Category 2 'semi-pro' riders create controversy in Little 500

Thomas

Before he was a cyclist, Eric Young was a runner. Now, Young sprints — but with a Schwinn bicycle around the Bill Armstrong Stadium cinder track, often creating a gap between his back wheel and the field behind him.

Before Young became a member of the heralded Cutters team, the Illinois native had never heard of the race that so many in the cycling world covet. Young, though, learned quickly upon his arrival in Bloomington of the Little 500. He looked at the results from the previous year’s race, and his current team, the Cutters, had won. Young called them and asked if he could be a member of their team.

A dynasty was born.

But before he became part of history for a team that has now scored four straight Little 500 victories, Young never thought he would cross the finish line of the biggest collegiate cycling race first, let alone two years in a row. He was just never that guy.
Now he is that guy — the rider that fans and the media talk about, write about and debate about.

But Young sees himself as just a guy who has won a bike race.

“I understand that whatever, the Little 5 is pretty crazy and winning four in a row and I crossed the line first twice in a row, that it’s pretty cool and pretty extraordinary, but I don’t know,” Young said, his voice trailing the longer he talked. “From my perspective I’ve never been really good at anything, like excellent at anything before, so it’s kind of weird to me that people make a big deal about it.”

Young has been the Cutters’ go-to rider to finish for the last two Little 500 titles.
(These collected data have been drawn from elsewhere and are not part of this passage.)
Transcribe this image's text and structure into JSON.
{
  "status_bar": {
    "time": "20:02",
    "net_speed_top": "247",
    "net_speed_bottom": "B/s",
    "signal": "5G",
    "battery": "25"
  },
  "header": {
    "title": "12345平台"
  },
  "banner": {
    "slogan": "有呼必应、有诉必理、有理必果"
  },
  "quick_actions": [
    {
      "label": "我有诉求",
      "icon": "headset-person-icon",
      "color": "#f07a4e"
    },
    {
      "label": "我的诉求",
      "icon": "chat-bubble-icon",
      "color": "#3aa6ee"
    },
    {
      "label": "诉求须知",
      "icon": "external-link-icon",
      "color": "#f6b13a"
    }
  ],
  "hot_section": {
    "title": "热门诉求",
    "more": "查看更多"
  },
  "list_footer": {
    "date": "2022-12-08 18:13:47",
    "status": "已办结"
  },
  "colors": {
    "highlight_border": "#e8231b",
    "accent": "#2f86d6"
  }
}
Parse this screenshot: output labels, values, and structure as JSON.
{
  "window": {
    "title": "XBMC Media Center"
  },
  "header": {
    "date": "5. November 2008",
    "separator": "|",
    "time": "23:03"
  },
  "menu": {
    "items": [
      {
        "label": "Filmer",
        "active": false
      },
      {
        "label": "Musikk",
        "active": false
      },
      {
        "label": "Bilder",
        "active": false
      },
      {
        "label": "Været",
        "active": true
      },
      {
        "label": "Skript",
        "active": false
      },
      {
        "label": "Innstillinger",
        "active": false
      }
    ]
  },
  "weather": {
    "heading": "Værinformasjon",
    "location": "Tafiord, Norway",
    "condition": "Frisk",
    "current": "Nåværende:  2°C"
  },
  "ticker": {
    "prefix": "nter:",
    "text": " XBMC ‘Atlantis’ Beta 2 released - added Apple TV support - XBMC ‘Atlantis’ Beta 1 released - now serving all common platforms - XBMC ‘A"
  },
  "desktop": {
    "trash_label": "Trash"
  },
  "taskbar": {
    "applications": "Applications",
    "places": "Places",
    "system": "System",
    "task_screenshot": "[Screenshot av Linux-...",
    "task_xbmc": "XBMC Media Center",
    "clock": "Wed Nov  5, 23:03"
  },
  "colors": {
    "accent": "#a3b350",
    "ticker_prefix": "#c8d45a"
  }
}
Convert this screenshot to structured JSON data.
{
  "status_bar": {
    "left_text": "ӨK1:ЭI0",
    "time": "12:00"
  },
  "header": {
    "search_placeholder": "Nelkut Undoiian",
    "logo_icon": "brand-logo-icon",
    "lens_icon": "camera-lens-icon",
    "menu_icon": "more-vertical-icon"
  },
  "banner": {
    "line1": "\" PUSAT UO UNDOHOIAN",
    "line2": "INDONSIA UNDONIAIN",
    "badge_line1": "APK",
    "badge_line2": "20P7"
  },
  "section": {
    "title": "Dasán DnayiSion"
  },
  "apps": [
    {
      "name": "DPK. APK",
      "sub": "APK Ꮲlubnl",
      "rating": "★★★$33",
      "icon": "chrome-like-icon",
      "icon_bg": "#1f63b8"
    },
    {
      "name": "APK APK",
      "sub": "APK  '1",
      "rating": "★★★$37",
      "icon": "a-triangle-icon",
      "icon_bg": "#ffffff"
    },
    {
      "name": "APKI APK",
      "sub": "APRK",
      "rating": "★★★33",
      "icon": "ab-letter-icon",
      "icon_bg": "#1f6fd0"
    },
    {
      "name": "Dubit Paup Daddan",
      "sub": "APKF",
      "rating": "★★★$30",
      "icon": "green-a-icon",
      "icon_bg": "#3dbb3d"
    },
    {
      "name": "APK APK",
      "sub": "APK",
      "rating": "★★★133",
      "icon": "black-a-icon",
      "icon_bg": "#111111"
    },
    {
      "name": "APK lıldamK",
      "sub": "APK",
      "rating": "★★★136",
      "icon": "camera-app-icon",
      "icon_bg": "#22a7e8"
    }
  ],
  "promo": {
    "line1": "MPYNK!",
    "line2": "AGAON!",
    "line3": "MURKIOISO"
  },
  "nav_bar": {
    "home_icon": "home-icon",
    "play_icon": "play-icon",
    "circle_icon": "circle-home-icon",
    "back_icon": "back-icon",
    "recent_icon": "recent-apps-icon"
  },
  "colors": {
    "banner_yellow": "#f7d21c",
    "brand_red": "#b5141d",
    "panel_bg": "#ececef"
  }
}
He went from a category-three rider to a category-two rider this week, but he will still be allowed to compete in his final Little 500 in 2011.

So far, Young hasn’t broken a single rule, at least according to IU Student Foundation standards.

IUSF’s Little 500 Rules of Eligibility Section II.I states that a student with no cycling experience prior to attending IU can participate in the Little 500 and can upgrade to a category-one or -two rider for only a year. That rider must ride with their team from the previous year..

Next year is Young’s final Little 500, and he will ride for the Cutters.

But is it really fair that a category-two rider, considered around the cycling community as a semi-pro, is allowed to ride in a collegiate intramural event?

The 1995 Little 500 champion and Phi Gamma Delta rider Dave Harstad rode in a similar scenario a little more than a decade ago. During his sophomore year in 1993, Harstad witnessed two incredible category-two riders at the Little 500 track: Ben Sharp of Cinzano and Todd Hancock of Delta Chi.

“Those guys were so fast,” Harstad said. “When you can ride guys off your wheel on a flat course it’s just too much speed. It wasn’t safe or fun for many of the participants.”

The inequality among the field is why Harstad said he still supports the category-two ban, which went into effect in 1995.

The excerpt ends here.